Возмите въ примѣръ наши гостиныя, нашу литературу, наше первое воспитаніе, которое всегда и вездѣ есть дѣло женщинъ, — какая разница съ тѣмъ, чтò было прежде! Далеко ли то время, когда мнѣніе общественное отдѣляло женщинъ образованныхъ въ особый классъ, отличая ихъ названіемъ ученыхъ? — Теперь женщина только образованная еще не выходитъ отъ того изъ круга обыкновенныхъ. — Давно ли любезность женщинъ заключалась въ искусствѣ играть словами, вертѣть понятіями, низать узорныя фразы, и тѣ часто заученыя? Давно ли разговоръ ихъ вертѣлся между тѣсными личностями и безконечнымъ калейдоскопомъ общихъ мѣстъ о добродѣтели и порокѣ, о любви и дружбѣ, о чувствительности и холодности, о превосходствѣ мужчинъ или женщинъ, или о томъ, слѣпой ли счастливѣе глухаго, или глухой слѣпаго? Теперь такія любезности уже рѣдки. Вообще репутація любезности теперь уже не основывается на фразахъ; образованныя женщины уже не вертятъ понятіями куда попало; уже подъ маскою словъ не ищутъ однихъ только личныхъ отношеній; — и на то есть причина: онѣ начали мыслить, и большая часть изъ нихъ имѣетъ образъ мыслей уже не гостинный, не накладной, но свой, настоящій. Часто въ головкѣ, еще не получившей права на букли, уже хранятся мысли самобытныя, современныя, не памятью добытыя, но серьёзнымъ размышленіемъ, или чтеніемъ книгъ такихъ, которыя прежде были бы недоступны для самыхъ ученыхъ. Бывало, при звукѣ смычка, дамы наши всею душею уходили въ свои ножки, все въ нихъ оживлялось, все приходило въ движеніе; онѣ дѣйствовали на паркетѣ всѣмъ сердцемъ, всѣми силами, всѣмъ тѣломъ, всею душею, — и все это вертѣлось предъ вами, все это прыгало безъ памяти. А теперь! — въ самыхъ блестящихъ собраніяхъ есть что-то неполное; на лицахъ самыхъ веселыхъ замѣтите вы частыя минуты задумчивости. Откуда такая перемѣна? Многіе видятъ въ этомъ только новую причину скуки; я въ этой скукѣ вижу потребность чего-то лучшаго, — потребность жизни живѣе, умнѣе, дѣльнѣе, теплѣе, однимъ словомъ: просвѣщеннѣе.

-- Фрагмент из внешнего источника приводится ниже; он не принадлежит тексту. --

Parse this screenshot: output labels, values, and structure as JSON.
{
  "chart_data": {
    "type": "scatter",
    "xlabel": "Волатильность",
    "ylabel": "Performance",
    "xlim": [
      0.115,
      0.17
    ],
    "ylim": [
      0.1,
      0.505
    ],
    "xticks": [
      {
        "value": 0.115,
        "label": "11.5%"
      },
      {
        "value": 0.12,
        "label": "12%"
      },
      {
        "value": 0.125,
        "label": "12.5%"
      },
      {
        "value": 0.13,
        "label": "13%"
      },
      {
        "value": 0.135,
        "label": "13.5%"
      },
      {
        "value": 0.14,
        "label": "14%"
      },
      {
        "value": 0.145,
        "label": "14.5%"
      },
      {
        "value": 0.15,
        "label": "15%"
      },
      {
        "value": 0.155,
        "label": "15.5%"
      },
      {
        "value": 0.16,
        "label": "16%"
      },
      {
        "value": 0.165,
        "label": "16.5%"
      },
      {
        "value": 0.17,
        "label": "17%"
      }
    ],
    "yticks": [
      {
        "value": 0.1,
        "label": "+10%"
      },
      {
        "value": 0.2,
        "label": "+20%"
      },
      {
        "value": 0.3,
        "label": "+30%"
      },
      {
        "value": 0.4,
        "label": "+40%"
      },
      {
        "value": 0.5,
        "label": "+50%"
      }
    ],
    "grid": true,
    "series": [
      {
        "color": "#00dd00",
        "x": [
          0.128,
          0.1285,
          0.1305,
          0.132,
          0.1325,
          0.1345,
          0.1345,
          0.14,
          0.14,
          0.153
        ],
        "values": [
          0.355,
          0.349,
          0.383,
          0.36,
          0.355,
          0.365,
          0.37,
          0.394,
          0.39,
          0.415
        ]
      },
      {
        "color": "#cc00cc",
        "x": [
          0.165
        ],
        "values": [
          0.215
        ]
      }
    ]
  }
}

И то внутреннее, невыразимое страданіе, которое происходитъ отъ этой потребности живо ощущаемой, та болѣзнь души мыслящей, болѣзнь образованности, которая родилась въ наше время и до сихъ поръ еще не нашла себѣ имени, которая вмѣстѣ служитъ и причиною и признакомъ просвѣщенія, — какъ часто встрѣчаете вы ее даже въ такихъ женщинахъ, которыхъ, кажется, и природа и судьба нарочно для того только и создали на свѣтъ, чтобы узнать земное счастіе во всемъ его блескѣ. Это тяжело видѣть, но вмѣстѣ и отрадно; это страданie, болѣзнь, — но болѣзнь къ росту, чистилище ума, переходъ въ міръ, вѣроятно, лучшій.